Selon une autre variante de réalisation non représentée, le rehausseur 54 est un rehausseur « composite », c'est-à-dire comportant une pluralité de couches, de faible épaisseur, de l'ordre de quelques millimètres, réalisées au moyen de différents matériaux comportant des propriétés mécaniques spécifiques et différentes. Ainsi, le rehausseur 54 devient un élément entièrement personnalisable, modulable et perfectible sans limite, tant sur l'épaisseur que sur les propriétés mécaniques qu'il apporte à la chaussure de sport, permettant ainsi de répondre, au plus près, aux critères, aux attentes et aux besoins du sportif.

La chaussure de sport selon l'invention constitue ainsi un maillon élémentaire dans la prévention, la protection, et l'amélioration des performances du sportif.

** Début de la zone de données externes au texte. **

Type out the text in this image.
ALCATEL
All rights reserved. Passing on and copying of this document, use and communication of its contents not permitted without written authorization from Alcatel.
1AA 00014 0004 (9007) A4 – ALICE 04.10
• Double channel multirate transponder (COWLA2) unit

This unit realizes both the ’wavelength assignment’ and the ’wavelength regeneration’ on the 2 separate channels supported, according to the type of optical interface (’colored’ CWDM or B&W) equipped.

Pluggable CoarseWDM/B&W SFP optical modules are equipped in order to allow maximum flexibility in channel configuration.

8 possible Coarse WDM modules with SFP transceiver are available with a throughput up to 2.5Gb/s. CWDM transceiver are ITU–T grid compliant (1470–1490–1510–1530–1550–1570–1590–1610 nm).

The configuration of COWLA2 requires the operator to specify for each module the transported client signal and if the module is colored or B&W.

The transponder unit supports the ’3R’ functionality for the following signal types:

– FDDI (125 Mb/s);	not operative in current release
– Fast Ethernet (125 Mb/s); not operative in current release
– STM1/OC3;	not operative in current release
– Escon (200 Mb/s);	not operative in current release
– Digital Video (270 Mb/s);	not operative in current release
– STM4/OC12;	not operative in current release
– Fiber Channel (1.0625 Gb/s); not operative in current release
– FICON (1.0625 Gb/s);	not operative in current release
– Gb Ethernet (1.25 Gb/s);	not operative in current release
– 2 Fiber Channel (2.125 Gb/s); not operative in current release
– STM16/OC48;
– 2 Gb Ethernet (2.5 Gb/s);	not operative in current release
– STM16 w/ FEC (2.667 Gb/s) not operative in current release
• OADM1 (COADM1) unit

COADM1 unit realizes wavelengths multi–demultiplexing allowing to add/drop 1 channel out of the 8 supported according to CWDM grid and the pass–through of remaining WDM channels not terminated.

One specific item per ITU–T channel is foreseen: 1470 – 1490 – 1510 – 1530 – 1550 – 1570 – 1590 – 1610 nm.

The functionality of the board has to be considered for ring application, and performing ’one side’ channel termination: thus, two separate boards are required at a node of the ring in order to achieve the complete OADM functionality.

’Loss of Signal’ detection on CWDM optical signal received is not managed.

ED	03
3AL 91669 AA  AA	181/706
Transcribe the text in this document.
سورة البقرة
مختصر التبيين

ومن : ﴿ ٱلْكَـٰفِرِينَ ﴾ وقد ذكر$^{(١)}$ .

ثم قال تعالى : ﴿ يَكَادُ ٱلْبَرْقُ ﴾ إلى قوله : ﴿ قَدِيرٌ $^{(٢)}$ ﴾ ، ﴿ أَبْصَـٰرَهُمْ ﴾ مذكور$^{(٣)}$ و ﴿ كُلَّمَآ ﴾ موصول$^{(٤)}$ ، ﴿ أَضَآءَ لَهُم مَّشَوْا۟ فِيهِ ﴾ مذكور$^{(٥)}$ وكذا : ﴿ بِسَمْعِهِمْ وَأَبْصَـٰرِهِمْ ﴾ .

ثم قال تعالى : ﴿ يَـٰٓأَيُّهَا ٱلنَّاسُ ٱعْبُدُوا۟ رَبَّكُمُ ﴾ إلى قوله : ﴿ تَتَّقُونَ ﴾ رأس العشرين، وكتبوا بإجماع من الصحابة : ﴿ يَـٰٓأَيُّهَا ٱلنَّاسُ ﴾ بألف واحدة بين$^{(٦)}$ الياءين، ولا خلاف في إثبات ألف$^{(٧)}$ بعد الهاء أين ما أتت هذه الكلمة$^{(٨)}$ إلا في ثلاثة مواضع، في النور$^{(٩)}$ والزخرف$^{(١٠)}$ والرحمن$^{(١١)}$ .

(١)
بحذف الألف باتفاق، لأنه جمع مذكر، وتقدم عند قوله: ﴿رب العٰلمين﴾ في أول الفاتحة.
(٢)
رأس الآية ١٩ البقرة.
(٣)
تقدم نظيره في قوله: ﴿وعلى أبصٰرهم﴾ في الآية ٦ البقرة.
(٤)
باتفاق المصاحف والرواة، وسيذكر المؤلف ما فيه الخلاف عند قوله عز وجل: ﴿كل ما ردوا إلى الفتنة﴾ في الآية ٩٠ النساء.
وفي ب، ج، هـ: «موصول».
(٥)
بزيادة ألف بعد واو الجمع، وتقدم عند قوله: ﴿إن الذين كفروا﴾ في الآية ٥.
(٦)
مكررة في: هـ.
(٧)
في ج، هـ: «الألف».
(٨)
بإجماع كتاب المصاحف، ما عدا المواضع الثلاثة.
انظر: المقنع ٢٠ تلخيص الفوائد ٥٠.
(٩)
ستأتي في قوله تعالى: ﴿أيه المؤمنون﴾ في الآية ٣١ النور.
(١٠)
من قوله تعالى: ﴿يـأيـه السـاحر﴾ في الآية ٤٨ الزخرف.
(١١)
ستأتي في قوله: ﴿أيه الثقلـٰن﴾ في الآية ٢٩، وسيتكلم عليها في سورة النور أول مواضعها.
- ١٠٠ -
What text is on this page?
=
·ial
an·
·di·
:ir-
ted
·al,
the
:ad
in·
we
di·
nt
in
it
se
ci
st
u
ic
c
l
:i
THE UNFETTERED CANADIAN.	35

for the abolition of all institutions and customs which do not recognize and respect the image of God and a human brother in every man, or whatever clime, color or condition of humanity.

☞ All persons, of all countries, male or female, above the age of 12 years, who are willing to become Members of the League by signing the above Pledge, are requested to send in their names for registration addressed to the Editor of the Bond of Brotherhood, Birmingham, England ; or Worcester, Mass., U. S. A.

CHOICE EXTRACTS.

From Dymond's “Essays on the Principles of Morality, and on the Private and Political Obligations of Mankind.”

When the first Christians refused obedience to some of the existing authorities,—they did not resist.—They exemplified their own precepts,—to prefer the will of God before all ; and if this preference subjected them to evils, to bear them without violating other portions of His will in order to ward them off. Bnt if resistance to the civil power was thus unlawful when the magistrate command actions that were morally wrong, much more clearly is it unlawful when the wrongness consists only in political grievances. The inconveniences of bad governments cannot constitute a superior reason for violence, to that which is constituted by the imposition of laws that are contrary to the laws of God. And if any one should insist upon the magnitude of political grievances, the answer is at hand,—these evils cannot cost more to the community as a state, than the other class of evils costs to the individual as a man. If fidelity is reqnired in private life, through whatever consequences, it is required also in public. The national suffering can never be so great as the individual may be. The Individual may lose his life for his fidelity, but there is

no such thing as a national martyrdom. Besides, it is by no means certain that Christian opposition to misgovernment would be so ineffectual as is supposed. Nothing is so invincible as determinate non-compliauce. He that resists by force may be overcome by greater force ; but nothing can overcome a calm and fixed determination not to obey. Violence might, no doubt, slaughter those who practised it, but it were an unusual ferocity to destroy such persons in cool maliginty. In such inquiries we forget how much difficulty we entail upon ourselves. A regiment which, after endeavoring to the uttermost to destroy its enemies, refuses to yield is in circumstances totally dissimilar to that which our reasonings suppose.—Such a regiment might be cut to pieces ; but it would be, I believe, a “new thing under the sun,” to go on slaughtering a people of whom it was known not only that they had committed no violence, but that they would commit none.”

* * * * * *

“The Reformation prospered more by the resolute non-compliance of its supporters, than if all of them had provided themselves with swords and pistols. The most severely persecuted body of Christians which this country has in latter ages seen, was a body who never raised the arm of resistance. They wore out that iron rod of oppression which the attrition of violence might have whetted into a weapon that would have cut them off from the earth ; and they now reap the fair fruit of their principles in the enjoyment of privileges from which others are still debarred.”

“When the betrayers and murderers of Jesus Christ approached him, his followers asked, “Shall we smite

Elle présente en outre les avantages additionnels suivants:

- aucune modification du volume du chaussant existant, ce qui entraîne un faible coût de développement et autorise l'utilisation du volume du chaussant pour l'adaptation d'orthèses plantaires sur mesure ; - préservation de la biomécanique des membres inférieurs, du bassin, et du dos ;

- amélioration et respect des trois arches et des trois piliers d'appui du pied ;

- amélioration du système veineux de l'effort et amélioration du drainage veineux plantaire et des membres inférieurs ; - amélioration de l'explosivité sur les courses rapides avec départ arrêté ;

- amélioration du confort ;

- protection et lutte contre les douleurs mécaniques ;

- amélioration de l'élimination des toxines - amélioration de la performance et du rendement musculaire ; et

- limitation des risques de blessure.

Il va de soi que d'autres modes de réalisation peuvent être envisagés, sans sortir du cadre de l'invention, celle-ci n'étant nullement limitée aux exemples décrits et représentés. Notamment, bien que les modes de réalisation précédemment décrits portent sur une chaussure de football, l'invention peut concerner également des chaussures prévues pour la pratique d'autres sports tels que le rugby, le football américain, le baseball, ou d'autres sports.